Quoiqu’il arrive, prenez soin de votre esprit
En décembre 2018, je marchais de Bodh Gaya à Kusinara pour célébrer mon soixantième anniversaire. Les premiers jours avaient été difficiles, mais je trouvai mon rythme. Puis, le premier incident se produisit : je perdis des objets importants de mon sac, notamment mon aiguille et mon fil.
L'après-midi suivant, un personnage plutôt étrange s'approcha de moi, marmonnant, chantant, sautillant et dansant, le tout avec un sourire béat sur le visage. À mesure qu'il se rapprochait, son regard se fixa et tout son corps sursauta. Il tomba à terre, se prosterna et me fit clairement comprendre qu'il me suppliait d'être son gourou. Je pensais avoir géré cette situation délicate avec tact, mais il s'empara de mon sac et insista pour le porter à ma place. Je n’eus pas le choix. Le regarder danser devant moi sur la route, transportant toutes mes possessions, ne fut pas une expérience des plus apaisantes.
Puis, le deuxième incident survint : ma robe, poussiéreuse et fine comme du papier, se déchira. Une entaille d'environ 30 cm, et pas d'aiguille ni de fil pour la raccommoder. Mon nouveau disciple me rassura. Il me montra un village situé à environ deux kilomètres à l'ouest et me fit clairement comprendre ce qu'il voulait dire. Je lui fis signe que ce n'était pas nécessaire, mais il insista. Je lui demandai de laisser mon sac, mais il était déjà parti. Je m'assis sous un arbre et le regardai disparaître.
J'avais fait tout ce que je pouvais : je pris soin de mon esprit. Des pensées telles que « Il va faire très froid cette nuit » et « Comment vas-tu faire la tournée d’aumônes sans bol ? » surgirent, ne furent pas bien accueillies et se dissipèrent. J'attendis, une respiration après l'autre.
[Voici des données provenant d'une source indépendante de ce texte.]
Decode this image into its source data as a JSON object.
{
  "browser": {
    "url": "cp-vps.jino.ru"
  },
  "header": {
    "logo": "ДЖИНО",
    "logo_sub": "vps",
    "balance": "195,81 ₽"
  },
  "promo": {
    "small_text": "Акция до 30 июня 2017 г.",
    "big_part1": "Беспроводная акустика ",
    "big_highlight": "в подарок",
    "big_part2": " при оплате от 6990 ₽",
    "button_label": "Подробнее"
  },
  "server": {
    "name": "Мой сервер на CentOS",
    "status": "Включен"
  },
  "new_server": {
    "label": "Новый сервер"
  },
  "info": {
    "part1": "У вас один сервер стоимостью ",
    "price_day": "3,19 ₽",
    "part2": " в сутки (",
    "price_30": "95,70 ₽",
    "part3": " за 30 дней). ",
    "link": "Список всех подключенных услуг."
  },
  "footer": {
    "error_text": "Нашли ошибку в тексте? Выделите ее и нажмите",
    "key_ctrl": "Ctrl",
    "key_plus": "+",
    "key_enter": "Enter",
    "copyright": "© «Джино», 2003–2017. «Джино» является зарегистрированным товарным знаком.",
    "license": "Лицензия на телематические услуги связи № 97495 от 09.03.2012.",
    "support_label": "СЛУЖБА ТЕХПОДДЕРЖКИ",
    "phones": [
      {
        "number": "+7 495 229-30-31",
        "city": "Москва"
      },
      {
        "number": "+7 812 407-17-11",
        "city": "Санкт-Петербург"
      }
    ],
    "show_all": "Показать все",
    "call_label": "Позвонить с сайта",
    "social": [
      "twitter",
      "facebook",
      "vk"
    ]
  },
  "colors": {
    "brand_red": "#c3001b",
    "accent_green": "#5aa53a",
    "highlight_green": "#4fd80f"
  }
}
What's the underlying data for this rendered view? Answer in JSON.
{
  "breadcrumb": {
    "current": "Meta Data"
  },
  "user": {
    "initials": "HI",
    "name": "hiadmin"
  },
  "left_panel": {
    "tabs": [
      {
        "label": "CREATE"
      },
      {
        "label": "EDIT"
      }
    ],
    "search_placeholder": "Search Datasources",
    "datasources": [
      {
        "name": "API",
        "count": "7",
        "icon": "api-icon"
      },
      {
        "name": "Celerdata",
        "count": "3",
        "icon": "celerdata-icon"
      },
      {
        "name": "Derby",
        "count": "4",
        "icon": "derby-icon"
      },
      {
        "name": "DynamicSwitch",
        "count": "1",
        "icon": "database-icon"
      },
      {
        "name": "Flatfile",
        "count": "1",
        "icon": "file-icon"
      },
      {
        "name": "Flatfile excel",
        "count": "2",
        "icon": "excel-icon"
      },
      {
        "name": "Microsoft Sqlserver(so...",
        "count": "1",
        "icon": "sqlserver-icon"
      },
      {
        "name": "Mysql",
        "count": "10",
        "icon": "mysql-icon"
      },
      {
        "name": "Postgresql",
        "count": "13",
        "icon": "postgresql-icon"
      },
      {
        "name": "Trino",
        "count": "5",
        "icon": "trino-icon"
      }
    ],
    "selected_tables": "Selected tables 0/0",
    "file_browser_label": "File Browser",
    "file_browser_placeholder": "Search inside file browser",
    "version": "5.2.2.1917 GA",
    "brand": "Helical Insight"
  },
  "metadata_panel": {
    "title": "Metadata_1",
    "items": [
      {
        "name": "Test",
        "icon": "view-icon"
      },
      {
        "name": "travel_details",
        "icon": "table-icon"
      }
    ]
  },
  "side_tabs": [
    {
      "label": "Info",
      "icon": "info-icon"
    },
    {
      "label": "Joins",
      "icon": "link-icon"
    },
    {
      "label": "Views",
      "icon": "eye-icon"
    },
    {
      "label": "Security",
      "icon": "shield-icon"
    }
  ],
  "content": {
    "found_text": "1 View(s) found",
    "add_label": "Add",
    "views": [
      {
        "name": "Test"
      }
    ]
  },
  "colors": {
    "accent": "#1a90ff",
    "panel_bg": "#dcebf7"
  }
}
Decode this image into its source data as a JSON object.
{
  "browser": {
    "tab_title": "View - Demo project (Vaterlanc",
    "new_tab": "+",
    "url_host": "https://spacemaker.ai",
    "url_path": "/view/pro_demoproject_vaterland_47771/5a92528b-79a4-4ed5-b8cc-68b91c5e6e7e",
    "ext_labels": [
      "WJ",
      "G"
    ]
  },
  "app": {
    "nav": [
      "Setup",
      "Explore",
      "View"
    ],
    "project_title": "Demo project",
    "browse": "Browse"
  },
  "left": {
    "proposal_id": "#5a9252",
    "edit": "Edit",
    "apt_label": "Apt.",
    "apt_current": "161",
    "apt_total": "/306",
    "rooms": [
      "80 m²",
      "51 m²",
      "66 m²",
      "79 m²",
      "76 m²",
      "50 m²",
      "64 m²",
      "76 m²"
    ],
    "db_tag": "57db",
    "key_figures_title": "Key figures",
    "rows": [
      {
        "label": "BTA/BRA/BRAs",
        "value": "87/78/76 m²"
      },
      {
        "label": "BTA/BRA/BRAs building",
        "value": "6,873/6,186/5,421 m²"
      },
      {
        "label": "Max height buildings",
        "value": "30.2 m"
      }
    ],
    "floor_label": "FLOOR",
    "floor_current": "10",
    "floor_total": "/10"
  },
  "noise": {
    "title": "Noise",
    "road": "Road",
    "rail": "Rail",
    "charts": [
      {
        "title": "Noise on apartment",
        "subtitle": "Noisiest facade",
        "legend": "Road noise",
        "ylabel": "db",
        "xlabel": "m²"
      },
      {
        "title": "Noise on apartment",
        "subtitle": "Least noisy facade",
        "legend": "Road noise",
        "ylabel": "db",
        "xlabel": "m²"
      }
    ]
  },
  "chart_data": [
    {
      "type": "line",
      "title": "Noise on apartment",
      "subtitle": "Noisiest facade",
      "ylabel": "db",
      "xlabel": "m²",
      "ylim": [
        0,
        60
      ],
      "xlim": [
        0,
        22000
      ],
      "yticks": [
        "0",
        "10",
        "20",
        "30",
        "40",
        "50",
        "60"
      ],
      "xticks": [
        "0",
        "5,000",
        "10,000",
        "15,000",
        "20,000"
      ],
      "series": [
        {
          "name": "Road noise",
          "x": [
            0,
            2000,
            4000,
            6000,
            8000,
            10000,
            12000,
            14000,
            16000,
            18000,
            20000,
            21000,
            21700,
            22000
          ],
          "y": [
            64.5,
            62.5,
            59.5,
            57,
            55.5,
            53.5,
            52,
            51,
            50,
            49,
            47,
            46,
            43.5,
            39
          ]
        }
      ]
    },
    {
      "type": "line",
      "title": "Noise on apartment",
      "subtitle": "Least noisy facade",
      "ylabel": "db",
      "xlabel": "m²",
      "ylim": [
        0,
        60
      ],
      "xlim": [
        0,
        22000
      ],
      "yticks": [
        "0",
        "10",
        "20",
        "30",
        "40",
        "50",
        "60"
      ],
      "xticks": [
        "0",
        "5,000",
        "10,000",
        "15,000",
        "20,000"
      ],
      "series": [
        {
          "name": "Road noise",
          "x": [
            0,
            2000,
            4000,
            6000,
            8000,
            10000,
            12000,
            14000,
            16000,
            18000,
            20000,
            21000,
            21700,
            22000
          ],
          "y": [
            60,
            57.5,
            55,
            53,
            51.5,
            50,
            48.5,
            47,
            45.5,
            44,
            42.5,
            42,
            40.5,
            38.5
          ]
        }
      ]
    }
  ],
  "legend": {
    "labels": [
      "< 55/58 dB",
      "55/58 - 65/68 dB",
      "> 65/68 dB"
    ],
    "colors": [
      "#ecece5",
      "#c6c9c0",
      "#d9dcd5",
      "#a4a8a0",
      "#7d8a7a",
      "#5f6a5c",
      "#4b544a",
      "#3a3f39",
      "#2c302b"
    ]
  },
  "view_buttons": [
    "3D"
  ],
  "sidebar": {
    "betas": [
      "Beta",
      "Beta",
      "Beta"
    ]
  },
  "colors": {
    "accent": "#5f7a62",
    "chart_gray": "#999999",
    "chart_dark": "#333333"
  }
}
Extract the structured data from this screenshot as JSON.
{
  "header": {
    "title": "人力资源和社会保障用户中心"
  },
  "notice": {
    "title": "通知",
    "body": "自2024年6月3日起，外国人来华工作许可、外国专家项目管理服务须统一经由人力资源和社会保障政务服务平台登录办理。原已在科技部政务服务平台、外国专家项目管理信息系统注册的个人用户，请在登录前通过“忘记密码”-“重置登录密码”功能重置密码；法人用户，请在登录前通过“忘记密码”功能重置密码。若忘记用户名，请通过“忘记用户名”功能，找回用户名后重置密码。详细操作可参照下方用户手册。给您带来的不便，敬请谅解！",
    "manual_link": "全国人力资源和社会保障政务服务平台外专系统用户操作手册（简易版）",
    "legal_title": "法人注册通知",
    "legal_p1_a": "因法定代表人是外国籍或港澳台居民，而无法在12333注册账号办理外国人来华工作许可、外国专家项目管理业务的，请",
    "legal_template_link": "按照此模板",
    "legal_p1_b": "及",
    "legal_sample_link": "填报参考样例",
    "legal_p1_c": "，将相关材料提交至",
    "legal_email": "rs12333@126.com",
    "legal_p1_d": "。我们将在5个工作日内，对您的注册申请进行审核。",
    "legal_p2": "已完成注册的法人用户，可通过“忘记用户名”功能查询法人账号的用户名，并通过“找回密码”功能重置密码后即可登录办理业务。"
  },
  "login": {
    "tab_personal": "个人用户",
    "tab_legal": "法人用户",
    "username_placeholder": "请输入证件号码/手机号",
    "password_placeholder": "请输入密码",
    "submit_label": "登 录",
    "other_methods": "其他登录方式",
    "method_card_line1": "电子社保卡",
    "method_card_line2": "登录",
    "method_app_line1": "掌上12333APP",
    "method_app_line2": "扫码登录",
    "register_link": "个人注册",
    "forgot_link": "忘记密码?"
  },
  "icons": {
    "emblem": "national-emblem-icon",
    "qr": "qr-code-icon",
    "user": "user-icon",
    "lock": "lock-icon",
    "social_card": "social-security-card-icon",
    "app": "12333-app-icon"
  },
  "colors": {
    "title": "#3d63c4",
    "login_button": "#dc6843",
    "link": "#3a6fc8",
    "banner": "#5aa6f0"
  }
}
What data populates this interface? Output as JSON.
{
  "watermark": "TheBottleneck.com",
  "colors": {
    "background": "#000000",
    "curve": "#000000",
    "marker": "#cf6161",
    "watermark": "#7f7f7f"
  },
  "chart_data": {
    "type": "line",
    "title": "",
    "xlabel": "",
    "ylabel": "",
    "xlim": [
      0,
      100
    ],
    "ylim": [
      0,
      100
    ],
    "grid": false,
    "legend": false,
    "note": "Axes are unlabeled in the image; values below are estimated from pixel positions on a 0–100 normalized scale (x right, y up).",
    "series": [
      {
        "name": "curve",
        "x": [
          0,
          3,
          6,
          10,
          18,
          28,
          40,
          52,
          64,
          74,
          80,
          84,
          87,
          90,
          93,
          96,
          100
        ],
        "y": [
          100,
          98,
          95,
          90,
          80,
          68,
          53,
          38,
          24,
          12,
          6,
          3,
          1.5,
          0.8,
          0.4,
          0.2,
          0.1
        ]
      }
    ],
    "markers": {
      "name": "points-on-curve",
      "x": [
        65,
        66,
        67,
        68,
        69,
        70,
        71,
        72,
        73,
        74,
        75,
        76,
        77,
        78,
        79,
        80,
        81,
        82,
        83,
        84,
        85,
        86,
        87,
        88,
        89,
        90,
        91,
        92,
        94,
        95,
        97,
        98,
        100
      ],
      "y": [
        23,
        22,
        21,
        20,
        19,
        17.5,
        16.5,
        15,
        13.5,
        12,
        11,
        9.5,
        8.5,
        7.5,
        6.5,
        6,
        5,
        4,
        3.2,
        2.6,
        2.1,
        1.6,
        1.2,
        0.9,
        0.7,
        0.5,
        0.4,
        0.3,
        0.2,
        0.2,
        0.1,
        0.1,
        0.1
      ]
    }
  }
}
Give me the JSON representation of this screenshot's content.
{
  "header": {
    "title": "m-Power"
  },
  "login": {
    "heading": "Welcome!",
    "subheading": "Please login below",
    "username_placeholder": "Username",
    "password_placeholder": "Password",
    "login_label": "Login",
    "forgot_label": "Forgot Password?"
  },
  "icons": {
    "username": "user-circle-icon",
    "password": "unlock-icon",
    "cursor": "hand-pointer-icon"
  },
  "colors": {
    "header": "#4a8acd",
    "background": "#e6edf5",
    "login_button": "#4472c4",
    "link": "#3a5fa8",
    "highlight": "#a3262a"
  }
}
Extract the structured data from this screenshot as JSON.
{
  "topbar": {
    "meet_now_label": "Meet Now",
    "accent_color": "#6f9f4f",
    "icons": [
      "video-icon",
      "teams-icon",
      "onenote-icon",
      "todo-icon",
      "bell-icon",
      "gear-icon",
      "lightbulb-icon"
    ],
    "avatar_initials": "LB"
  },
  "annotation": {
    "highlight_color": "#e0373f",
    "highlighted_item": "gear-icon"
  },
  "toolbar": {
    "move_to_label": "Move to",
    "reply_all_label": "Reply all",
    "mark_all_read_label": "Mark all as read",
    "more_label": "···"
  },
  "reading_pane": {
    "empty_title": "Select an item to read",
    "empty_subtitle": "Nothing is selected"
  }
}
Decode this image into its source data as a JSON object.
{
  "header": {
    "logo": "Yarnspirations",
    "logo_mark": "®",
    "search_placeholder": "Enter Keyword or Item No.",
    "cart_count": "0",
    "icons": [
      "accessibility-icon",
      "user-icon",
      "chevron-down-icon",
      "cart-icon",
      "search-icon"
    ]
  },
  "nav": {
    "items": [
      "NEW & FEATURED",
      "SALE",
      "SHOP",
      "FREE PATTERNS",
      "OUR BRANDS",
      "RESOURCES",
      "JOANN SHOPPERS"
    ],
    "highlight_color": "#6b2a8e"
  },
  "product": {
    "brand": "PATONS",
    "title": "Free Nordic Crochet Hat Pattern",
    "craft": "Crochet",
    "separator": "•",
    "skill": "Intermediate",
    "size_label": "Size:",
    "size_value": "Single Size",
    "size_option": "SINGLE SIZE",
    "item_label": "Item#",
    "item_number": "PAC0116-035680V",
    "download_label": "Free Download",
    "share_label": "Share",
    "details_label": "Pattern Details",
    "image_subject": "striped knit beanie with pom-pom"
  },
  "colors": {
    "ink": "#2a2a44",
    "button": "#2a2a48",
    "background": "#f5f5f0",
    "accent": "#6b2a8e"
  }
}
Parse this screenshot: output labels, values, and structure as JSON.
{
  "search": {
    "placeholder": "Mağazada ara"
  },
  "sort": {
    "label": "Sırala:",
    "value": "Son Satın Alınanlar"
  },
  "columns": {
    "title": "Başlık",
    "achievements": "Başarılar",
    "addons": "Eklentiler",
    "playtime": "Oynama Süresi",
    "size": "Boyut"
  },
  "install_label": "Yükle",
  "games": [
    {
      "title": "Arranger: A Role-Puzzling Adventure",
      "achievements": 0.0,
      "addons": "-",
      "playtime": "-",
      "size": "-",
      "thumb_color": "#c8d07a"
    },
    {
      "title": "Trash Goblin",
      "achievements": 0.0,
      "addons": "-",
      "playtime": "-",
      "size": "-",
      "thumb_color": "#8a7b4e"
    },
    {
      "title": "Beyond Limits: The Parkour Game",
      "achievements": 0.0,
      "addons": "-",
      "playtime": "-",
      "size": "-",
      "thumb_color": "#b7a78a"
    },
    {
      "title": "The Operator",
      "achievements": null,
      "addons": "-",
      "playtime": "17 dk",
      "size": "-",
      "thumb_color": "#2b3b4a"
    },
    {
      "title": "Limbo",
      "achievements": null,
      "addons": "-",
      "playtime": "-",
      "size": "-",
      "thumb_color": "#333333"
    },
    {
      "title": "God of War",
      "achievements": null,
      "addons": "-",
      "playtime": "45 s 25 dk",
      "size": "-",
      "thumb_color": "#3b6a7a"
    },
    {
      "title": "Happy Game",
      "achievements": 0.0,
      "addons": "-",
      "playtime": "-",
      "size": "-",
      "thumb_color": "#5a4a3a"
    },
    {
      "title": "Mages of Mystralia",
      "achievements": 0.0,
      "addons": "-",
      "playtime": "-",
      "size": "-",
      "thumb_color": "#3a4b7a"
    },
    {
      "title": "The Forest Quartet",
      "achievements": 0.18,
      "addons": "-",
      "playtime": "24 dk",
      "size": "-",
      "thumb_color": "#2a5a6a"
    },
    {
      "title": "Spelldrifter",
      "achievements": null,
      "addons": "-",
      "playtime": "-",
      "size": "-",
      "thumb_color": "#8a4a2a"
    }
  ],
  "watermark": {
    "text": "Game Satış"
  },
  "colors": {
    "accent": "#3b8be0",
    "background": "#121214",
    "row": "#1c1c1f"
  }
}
Une heure plus tard, mon disciple revint, rayonnant. Il produisit une aiguille et du fil avec grande fierté, et se mit à raccommoder ma robe de manière remarquable. Une fois terminé, il me la tendit avec beaucoup de décorum, se prosterna avec un grand sourire, et s'éloigna en marmonnant, en chantonnant, en sautillant et en dansant vers le soleil couchant. Heureusement pour moi, il m’avait laissé mon sac.